Meine Erfahrungen mit der Reha-Klinik NRZ Rosenhügel waren sehr gut (s. meinen Beitrag ganz oben).

Sonst würde ich von Österreich - Kosten hin oder her - abraten:

Was Graz betrifft, kann ich von keinen Erfahrungen berichten - weder von mir noch von anderen - und kann mir auch nicht vorstellen, dass man diese Art von OP dort sehr häufig macht.
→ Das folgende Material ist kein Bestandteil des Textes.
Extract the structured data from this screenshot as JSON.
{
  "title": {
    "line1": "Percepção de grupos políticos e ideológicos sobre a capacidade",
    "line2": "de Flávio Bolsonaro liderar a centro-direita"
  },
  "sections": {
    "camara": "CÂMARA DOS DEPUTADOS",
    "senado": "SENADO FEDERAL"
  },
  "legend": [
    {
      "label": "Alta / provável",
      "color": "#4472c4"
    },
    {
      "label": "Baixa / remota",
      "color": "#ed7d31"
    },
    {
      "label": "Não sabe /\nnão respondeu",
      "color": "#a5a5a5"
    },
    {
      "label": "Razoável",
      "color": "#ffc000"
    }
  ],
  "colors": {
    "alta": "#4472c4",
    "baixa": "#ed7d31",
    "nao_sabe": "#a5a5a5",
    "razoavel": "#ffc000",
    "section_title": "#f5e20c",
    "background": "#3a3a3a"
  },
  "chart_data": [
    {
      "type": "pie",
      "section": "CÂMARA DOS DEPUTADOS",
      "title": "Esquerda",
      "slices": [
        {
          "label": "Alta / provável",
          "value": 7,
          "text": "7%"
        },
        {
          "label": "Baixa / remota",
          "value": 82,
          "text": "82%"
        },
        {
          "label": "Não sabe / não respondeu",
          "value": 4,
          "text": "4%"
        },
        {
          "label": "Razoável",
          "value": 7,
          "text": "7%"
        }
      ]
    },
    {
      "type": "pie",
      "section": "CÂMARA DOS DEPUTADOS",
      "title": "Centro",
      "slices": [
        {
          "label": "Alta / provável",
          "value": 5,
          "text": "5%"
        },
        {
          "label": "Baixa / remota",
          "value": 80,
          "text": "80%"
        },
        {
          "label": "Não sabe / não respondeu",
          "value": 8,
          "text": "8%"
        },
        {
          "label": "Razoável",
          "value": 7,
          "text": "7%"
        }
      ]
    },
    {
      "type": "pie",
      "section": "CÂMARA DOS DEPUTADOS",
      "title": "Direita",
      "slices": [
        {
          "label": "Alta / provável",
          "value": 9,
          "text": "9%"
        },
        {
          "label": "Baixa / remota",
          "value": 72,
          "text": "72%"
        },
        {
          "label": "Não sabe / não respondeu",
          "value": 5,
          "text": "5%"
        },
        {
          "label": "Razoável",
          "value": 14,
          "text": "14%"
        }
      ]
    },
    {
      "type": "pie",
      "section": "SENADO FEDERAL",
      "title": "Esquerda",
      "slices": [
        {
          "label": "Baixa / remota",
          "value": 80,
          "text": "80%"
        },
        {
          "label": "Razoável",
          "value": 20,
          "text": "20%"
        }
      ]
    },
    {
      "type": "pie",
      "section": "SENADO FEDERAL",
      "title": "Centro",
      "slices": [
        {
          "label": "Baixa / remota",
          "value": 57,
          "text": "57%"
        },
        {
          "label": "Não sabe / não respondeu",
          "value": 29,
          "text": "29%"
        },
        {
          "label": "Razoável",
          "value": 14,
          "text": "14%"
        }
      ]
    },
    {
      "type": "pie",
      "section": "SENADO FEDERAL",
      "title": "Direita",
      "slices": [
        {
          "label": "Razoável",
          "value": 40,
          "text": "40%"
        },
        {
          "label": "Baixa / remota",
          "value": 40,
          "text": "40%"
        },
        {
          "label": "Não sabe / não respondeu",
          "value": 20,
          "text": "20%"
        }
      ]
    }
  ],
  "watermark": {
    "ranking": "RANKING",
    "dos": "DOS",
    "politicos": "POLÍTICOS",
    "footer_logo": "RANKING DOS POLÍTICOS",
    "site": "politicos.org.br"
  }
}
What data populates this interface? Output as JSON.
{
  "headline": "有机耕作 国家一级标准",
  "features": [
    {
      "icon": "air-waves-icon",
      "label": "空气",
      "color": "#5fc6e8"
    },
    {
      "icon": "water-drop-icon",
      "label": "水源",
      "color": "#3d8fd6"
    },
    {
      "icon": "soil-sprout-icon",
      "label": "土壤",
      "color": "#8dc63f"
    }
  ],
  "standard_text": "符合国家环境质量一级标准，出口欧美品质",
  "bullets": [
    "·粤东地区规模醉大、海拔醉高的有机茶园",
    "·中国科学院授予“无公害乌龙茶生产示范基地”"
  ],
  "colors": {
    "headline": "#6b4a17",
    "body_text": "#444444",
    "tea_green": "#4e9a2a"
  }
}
Von der Rudolfstiftung weiß ich, dass dort ein OA tätig ist, der ein sehr guter Operateur sein soll und diese OP auch schon einige Male gemacht hat. Mit einem echten Spezialisten, der die OP jede Woche ein- oder mehrmals durchführt, lässt sich das aber natürlich nicht vergleichen. V.a. fehlt dort wohl ein "Umfeld", das auf diese Art von OP schon routinemäßig eingestellt ist. Das belegen die Erfahrungen meines im Beitrag ganz oben erwähnten "Leidensgenossen", der vom OA zwar recht gut operiert wurde (wenngleich mit zumindest vorübergehend ziemlich schwerer Facialisparese), aber nachher feststellen musste, dass die Klinik auf die bei dieser OP möglichen Komplikationen offenbar überhaupt nicht vorbereitet war, was für ihn mit 7 Wochen künstlichem Tiefschlaf (!) und zahlreichen Folgekomplikationen geendet hat (hat er zwar auch überlebt, aber heiter war das ganz und gar nicht).

Ich persönlich würde daher dringend raten, nicht die Kosten in den Vordergrund zu rücken und eine OP an einer Spezialklinik in D ernsthaft in Erwägung zu ziehen - es wird wohl selten im Leben eine Gelegenheit geben, sein Geld so sinnvoll zu investieren, oder?